Complicated redevelopment deal led to dispute

CINCINNATI - A nonprofit formed to restore the historic Emery Theater accused the University of Cincinnati Friday of blocking its efforts.

The Requiem Project Inc. sued UC and two corporations with lease rights to the 1,600-seat concert hall, alleging the trio interfered with its fundraising, operations and contractual rights to the property.

A hearing for an injunction and temporary restraining order is scheduled for Monday afternoon in Hamilton County Common Pleas Court. The Requiem Project seeks court orders preventing its eviction and requiring Emery Center Corp. to negotiate a long-term lease with it. Requiem Project founders say the 102-year-old theater is in peril unless the court intervenes.

“It’s been devastating for the Emery,” said Requiem Project co-founder Tara Lindsey Gordon. “The momentum of the investment of thousands of people over the last few years has been stalled. The theater is now closed … and there’s no lease in place to allow us to accept capital donations.”

The Emery Theater is a performance hall known nationally for its acoustical purity. Designed by famous Cincinnati architect Samuel Hannaford, the Emery is part of the former Ohio Mechanics Institute building on Central Parkway between Walnut and Main streets. The building was funded by Mary Emery, who was known as Cincinnati’s “Lady Bountiful” for investing her family’s chemical and real estate fortunes into local philanthropy.

The legal dispute dates back to a complicated deal in the late 1990s that led to the redevelopment of the old Mechanics Institute, which UC has owned since the 1970s. In 1999, UC signed a 40-year lease with Emery Center Apartments Limited Partnership, a for-profit company that operates 59 apartment units in the building. The partnership then subleased the theater to Emery Center Corp., a nonprofit that partnered with the Requiem Project in 2010 to revive the theater.

The Requiem Project was founded by two New Yorkers who relocated to Cincinnati to bring the historic gem back to life. Gordon is Requiem Project's artistic executive director. Tina Manchise, the nonprofit's president, is a graduate of UC's College Conservatory of Music. 

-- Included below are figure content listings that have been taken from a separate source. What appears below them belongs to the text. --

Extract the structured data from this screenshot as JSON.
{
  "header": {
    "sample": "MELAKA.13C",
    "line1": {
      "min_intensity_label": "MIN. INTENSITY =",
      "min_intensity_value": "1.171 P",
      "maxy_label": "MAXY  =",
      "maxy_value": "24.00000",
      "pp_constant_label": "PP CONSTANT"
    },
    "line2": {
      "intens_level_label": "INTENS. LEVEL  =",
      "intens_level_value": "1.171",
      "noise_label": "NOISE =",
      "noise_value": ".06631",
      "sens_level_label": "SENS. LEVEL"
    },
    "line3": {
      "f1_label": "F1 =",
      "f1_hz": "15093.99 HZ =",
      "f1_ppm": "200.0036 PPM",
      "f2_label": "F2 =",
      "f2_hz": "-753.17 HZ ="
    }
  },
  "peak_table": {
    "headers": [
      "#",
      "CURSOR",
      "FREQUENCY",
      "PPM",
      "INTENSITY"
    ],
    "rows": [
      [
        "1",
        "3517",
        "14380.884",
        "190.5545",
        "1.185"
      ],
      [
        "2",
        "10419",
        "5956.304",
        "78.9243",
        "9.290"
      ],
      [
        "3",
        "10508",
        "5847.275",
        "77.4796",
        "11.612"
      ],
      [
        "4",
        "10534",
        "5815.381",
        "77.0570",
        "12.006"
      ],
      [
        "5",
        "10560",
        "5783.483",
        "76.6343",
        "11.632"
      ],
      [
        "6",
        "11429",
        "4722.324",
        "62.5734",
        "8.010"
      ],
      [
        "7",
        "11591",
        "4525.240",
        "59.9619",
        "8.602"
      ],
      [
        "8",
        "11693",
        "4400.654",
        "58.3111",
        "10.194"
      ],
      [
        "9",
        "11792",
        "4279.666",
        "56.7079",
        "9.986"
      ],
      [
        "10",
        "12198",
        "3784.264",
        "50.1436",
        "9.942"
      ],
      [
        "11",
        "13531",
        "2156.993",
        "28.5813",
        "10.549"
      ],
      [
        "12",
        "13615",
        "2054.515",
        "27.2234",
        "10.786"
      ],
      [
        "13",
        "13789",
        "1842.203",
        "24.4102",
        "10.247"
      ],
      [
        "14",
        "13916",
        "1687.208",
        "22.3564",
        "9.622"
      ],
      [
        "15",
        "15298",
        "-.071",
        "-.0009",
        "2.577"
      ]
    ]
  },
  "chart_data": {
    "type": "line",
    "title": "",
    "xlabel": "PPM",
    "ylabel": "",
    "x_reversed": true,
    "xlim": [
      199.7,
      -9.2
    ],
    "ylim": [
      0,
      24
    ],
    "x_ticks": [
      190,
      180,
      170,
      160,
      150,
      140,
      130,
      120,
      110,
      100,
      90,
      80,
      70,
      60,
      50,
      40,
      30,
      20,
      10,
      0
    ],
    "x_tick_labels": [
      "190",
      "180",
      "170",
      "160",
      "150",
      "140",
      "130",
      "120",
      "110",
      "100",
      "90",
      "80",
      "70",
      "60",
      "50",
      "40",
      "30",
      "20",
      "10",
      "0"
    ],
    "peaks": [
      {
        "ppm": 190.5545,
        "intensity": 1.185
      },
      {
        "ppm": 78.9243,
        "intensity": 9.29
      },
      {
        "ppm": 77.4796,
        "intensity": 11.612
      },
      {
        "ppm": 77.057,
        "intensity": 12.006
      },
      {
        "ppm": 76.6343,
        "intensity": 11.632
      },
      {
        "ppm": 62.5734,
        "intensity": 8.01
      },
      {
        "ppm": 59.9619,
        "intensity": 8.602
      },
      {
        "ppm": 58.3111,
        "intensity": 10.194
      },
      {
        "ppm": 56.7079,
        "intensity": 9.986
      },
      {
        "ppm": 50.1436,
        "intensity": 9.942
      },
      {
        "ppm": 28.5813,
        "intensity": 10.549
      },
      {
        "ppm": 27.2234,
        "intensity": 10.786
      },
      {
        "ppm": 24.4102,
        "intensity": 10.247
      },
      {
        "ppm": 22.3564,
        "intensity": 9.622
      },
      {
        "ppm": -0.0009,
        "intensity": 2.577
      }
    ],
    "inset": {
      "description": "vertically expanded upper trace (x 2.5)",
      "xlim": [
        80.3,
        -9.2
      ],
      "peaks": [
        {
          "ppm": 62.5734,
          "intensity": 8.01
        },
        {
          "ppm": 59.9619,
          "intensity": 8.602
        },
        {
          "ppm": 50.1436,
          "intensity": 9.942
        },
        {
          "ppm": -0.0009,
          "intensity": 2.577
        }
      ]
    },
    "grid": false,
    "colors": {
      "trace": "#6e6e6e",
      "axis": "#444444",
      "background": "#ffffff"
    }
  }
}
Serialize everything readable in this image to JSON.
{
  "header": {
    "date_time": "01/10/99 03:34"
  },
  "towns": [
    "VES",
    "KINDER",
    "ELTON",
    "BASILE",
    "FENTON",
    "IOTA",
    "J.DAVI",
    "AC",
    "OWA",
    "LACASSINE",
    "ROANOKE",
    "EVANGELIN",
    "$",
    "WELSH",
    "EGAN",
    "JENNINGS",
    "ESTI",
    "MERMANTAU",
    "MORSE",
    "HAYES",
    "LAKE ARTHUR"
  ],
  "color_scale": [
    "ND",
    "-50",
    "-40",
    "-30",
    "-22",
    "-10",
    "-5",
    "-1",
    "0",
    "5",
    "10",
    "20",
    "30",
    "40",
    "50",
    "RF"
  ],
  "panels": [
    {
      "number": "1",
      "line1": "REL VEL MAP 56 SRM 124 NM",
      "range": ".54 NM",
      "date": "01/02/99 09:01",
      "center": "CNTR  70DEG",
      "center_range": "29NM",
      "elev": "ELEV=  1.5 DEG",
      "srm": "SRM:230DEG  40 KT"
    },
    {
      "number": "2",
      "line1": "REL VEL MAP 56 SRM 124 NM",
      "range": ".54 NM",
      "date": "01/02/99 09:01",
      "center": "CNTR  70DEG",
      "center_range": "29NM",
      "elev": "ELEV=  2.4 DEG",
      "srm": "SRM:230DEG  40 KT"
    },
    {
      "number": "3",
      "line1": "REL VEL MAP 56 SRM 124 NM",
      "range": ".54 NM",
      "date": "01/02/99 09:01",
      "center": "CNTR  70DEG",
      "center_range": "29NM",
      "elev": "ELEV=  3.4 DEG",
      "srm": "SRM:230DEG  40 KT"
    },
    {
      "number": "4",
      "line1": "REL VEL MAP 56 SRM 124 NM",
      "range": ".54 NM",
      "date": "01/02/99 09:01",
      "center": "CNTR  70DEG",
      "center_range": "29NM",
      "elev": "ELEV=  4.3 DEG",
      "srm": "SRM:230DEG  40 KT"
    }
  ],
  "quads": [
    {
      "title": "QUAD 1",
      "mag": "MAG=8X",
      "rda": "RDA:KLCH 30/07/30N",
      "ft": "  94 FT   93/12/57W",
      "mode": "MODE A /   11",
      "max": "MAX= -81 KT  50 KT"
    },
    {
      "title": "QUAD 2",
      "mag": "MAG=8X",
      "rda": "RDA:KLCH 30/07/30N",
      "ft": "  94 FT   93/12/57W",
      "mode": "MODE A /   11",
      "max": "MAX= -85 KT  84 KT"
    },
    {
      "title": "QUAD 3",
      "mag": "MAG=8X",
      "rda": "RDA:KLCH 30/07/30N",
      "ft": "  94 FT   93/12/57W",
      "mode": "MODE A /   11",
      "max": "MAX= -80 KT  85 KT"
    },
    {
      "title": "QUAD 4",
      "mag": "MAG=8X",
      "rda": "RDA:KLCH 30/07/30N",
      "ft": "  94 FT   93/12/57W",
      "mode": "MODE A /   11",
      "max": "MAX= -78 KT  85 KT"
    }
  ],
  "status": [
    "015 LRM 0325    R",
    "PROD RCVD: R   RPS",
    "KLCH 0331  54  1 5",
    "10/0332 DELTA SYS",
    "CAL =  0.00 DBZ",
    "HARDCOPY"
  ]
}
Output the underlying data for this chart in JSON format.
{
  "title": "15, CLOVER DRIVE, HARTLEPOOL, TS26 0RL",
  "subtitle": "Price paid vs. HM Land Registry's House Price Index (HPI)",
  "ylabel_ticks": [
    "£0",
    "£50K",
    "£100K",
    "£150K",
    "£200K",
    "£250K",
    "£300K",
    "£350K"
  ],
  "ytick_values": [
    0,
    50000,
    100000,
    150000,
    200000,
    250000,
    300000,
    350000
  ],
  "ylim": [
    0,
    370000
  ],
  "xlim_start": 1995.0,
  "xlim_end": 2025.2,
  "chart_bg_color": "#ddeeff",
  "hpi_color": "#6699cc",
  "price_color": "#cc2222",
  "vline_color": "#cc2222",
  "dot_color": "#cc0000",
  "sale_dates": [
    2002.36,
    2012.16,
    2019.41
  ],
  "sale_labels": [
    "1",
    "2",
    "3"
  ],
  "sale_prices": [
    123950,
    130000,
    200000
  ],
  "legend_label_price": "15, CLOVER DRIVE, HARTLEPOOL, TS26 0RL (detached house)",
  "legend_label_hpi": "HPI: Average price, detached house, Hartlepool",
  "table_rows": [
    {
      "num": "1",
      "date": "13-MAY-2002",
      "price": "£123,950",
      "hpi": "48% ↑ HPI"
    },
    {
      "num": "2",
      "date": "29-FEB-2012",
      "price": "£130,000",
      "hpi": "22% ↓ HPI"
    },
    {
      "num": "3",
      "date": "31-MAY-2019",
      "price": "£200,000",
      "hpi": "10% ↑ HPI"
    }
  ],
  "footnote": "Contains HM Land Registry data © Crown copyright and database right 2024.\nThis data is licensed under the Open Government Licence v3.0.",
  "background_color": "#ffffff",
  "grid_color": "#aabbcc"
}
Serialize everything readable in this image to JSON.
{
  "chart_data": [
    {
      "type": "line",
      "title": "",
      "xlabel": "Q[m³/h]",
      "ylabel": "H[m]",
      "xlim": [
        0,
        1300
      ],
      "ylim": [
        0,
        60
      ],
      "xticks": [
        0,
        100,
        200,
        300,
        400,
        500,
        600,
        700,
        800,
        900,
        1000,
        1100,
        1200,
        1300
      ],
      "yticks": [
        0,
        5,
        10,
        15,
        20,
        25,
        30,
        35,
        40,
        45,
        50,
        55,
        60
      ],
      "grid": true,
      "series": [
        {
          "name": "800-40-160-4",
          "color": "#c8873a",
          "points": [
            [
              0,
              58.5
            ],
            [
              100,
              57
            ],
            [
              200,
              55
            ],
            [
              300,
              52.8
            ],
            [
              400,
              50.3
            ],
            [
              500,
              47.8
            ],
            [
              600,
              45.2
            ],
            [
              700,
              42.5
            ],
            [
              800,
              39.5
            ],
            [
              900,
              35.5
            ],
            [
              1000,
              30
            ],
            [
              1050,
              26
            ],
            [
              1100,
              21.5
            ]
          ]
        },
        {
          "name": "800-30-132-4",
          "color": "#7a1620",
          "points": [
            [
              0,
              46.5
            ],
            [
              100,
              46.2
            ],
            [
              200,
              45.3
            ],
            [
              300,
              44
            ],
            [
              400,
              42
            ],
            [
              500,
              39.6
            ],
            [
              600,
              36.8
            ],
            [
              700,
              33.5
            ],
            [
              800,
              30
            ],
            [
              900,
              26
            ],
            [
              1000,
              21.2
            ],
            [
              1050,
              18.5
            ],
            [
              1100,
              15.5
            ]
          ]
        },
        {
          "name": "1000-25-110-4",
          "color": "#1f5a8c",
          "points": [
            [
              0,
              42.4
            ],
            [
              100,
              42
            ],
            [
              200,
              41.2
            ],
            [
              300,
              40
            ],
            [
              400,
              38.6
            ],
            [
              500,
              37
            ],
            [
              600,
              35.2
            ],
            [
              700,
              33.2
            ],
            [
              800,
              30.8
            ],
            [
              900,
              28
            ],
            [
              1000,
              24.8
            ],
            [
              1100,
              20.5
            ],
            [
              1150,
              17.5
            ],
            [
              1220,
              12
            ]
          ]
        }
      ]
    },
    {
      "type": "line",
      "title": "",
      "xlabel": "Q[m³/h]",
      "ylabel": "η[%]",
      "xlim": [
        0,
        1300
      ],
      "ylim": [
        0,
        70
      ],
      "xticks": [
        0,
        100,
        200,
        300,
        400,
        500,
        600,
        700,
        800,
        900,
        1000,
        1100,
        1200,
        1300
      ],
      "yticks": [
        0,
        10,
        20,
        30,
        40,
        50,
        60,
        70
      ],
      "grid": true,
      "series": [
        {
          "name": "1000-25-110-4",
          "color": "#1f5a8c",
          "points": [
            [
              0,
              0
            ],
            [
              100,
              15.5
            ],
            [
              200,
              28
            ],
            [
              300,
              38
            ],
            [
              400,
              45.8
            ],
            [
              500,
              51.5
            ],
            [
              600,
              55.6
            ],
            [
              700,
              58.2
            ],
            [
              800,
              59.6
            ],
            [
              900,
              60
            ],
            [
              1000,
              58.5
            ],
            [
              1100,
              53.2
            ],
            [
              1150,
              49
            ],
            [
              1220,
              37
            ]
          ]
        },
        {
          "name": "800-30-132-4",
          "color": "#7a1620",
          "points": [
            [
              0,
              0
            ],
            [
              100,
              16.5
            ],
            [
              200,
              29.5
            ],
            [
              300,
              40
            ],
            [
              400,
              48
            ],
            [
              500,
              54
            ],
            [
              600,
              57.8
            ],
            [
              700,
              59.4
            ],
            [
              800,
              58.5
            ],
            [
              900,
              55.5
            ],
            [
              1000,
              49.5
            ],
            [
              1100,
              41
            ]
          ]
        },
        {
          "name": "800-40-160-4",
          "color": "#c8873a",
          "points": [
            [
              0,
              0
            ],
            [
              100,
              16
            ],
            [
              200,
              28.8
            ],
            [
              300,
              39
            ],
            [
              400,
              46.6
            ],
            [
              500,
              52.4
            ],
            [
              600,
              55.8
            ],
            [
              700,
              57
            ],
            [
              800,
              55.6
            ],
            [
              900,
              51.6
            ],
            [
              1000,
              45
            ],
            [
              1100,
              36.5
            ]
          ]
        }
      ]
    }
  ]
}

The Requiem Project says a 2010 letter of intent requires Emery Center Corp. to enter into a long-term lease and collaborate on fundraising. The lawsuit alleges Emery Center has refused to do either, blaming delays on UC.

“They have been asking the university to intervene,” said UC Spokesman Greg Hand.  “We have declined because we do not have a lease agreement with Requiem Project or the Emery Center Corp. Our agreements are with the Emery Center Apartments LP. We’re not getting involved in their dispute.”

Emery Center Corp.'s chairman and legal counsel did not return calls Friday.

The Requiem Project says it has raised more than $1 million for theater operations and secured capital pledges of more than $500,000. It also staged dozens of events that drew more than 10,000 people to the long-dormant Emery. Its plan for the renovation of the Emery Theater would cost up to $25 million, including an operating endowment for maintenance and operations.

It hopes to complete a partial renovation of the theater for $3 million to $5 million and use events and concerts to generate revenue and donor interest for a full renovation.